Stacking Delays On Tasks

One of my favorite task queue tricks is to add a stacking delay whenever multiple tasks need to be added. Here’s a sample piece of code::

TaskOptions task = TaskOptions.Builder.withUrl("/example");
task.param(parameter_name, parameter_value);
//Stacking delay here. Every subsequent task is delayed 
//an extra 5 minutes.
task.countdownMillis((1000 * 5) + (i * 5 * 60 * 1000));
Queue queue = QueueFactory.getDefaultQueue();
queue.add(task);

Notice the i variable in the countdownMillis function. The countdown function tells the task to delay a certain amount of milliseconds.

Placing this code within a for loop (and with i as the loop counter) causes each added task to be delayed for 5 seconds, plus an additional 5 minutes over the previous task. To see how it works, consider how the i variable is processed: the first task (when i = 0) will execute in 5 seconds (due to the 1000 times 5 part – 5,000 milliseconds translates into 5 seconds). The second task (when i = 1) will execute in 5 minutes & 5 seconds (1000 * 5 + 1 * 5 * 60 * 1000 turns into 5,000 + 1 * 300,000 which is 305,000 milliseconds, which is also 5 minutes, 5 seconds). The third task will wait for 605,000 milliseconds, which is 10 minutes plus 5 seconds, and so forth.

Staggering tasks like this can make an application run smoother and with fewer spikes in resource usage.

CORS Preflight Request Testing In cURL

When browsers send AJAX-JSONP requests, they often send a “preflight request” before the JSONP call. This request is a HTTP OPTIONS call asking the server whether it supports the cross origin resource sharing specification (in other words, JSONP requests).

To test a server’s support for cross origin resource sharing (CORS), you can use the cURL utility to emulate a HTTP OPTIONS request. A server that supports CORS will return a number of Access-Control headers specifying the requests it supports. Here’s an example cURL command:

curl -H "Origin: http://www.example.com" \
  -H "Access-Control-Request-Method: POST" \
  -H "Access-Control-Request-Headers: X-Requested-With" \
  -X OPTIONS --verbose \
  http://ip.jsontest.com/

Here’s an example of a proper CORS preflight response:

Access-Control-Allow-Origin is set to a wildcard, which means that all domains are permitted to make requests to it. Access-Control-Max-Age means that the results of this preflight request can be saved for 86,400 seconds (1 day). Access-Control-Allow-Methods means that GET and POST requests are supported.

Cloudflare Error

Many App Engine applications use Cloudflare for caching, SSL, and other services. However if Cloudflare can’t reach your website (for example, if the request is taking too long to finish) the above screen will be shown to the user.
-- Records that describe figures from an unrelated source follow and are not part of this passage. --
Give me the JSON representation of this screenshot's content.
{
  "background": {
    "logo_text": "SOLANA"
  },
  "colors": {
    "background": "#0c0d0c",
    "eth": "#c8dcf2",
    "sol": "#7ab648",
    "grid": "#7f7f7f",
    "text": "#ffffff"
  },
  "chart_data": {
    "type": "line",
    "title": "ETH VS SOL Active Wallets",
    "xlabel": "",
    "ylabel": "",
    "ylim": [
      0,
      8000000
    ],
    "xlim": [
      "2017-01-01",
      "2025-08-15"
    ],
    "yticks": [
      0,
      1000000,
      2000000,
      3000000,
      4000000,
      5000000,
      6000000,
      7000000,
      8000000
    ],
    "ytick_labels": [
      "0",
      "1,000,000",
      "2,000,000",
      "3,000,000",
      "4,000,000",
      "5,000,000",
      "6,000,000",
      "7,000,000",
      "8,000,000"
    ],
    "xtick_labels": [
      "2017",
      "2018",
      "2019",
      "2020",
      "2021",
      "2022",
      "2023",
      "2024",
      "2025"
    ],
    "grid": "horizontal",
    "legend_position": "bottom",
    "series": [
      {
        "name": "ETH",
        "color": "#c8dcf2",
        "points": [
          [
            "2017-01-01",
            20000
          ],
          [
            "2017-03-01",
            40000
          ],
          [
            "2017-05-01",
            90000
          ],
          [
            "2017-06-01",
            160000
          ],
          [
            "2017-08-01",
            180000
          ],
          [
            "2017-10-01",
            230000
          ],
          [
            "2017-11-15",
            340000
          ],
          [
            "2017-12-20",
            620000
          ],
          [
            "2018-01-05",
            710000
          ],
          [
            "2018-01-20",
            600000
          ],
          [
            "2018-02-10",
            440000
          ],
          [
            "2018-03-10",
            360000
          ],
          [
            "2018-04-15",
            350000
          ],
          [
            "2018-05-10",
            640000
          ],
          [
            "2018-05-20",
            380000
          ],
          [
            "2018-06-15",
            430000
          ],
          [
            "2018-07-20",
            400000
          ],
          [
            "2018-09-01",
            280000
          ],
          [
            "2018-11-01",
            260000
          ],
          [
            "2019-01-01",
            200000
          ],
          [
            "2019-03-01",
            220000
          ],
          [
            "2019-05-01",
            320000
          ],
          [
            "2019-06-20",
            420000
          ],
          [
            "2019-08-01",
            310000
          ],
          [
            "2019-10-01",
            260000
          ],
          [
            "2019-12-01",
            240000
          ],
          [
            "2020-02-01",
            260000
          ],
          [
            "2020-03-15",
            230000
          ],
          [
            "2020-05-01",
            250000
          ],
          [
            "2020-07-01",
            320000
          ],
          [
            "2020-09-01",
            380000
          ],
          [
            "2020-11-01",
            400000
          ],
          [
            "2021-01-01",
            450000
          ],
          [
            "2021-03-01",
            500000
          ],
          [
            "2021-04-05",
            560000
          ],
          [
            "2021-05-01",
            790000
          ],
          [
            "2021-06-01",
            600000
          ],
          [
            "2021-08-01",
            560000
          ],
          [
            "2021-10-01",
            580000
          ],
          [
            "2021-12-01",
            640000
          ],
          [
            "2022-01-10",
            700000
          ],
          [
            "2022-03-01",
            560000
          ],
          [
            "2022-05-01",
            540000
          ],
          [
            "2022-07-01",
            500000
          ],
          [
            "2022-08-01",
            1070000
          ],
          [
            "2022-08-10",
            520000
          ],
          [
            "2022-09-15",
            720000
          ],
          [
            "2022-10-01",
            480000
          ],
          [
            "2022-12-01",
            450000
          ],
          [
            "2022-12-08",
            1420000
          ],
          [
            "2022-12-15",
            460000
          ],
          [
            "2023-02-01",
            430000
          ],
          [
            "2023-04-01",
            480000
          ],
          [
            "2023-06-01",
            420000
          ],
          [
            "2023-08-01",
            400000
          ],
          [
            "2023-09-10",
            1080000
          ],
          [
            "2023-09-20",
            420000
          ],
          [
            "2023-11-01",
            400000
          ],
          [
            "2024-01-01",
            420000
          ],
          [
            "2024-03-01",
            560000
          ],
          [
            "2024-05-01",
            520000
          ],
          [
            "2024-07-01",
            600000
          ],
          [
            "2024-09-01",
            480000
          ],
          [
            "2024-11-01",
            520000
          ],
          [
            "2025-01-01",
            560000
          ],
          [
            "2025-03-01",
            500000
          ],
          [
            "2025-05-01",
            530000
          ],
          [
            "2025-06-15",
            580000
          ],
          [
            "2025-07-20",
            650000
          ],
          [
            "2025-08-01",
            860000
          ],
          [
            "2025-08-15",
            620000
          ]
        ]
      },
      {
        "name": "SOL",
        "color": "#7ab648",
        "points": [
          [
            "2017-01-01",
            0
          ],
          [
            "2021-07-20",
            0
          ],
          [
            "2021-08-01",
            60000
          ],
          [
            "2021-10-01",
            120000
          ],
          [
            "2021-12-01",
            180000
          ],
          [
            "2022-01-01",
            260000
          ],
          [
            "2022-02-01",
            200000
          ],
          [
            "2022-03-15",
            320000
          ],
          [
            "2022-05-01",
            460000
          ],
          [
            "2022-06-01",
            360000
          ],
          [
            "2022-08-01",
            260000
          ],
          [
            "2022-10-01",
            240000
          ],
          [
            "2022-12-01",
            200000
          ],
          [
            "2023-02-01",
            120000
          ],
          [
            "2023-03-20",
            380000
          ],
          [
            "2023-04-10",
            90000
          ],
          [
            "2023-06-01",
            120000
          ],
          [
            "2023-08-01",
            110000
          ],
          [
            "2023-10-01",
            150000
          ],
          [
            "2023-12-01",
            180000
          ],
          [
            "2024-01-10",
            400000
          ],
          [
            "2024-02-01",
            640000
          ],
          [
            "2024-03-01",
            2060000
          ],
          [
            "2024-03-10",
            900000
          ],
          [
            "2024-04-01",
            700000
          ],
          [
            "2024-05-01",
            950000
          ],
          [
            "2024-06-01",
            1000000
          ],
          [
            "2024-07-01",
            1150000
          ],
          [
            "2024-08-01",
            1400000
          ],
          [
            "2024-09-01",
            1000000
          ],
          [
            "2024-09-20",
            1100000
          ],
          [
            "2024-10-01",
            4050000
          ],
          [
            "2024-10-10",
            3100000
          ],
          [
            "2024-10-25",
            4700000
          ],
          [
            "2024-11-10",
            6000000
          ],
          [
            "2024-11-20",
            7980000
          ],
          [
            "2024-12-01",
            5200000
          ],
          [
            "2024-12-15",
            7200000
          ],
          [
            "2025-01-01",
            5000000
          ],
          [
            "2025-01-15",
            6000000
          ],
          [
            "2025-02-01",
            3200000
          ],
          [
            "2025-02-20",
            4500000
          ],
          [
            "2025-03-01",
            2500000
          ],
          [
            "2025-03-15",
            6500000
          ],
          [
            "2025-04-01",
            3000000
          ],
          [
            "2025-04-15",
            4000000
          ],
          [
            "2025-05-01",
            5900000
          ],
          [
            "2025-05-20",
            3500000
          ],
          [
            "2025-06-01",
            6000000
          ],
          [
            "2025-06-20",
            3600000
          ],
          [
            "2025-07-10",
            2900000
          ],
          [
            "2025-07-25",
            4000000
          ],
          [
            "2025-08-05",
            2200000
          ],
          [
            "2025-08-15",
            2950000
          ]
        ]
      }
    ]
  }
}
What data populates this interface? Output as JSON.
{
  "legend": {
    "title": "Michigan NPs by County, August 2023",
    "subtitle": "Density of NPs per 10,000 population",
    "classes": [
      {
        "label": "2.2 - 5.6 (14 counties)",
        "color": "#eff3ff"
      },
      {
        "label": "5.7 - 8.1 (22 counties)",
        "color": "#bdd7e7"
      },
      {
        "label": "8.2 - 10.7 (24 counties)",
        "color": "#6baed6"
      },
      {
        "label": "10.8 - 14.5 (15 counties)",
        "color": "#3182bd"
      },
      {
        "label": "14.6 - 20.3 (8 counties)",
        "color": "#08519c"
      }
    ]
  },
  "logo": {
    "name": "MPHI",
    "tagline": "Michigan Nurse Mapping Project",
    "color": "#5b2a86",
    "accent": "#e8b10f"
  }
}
Extract All HTTP Headers In Java

Here’s a code snippet that extracts all HTTP request headers and loops through them.

The variable req represents a javax.servlet.http.HttpServletRequest reference, while header_name and header_value represent the name and value of the header. A single header name may have multiple values; if so, header_value will record the first value listed.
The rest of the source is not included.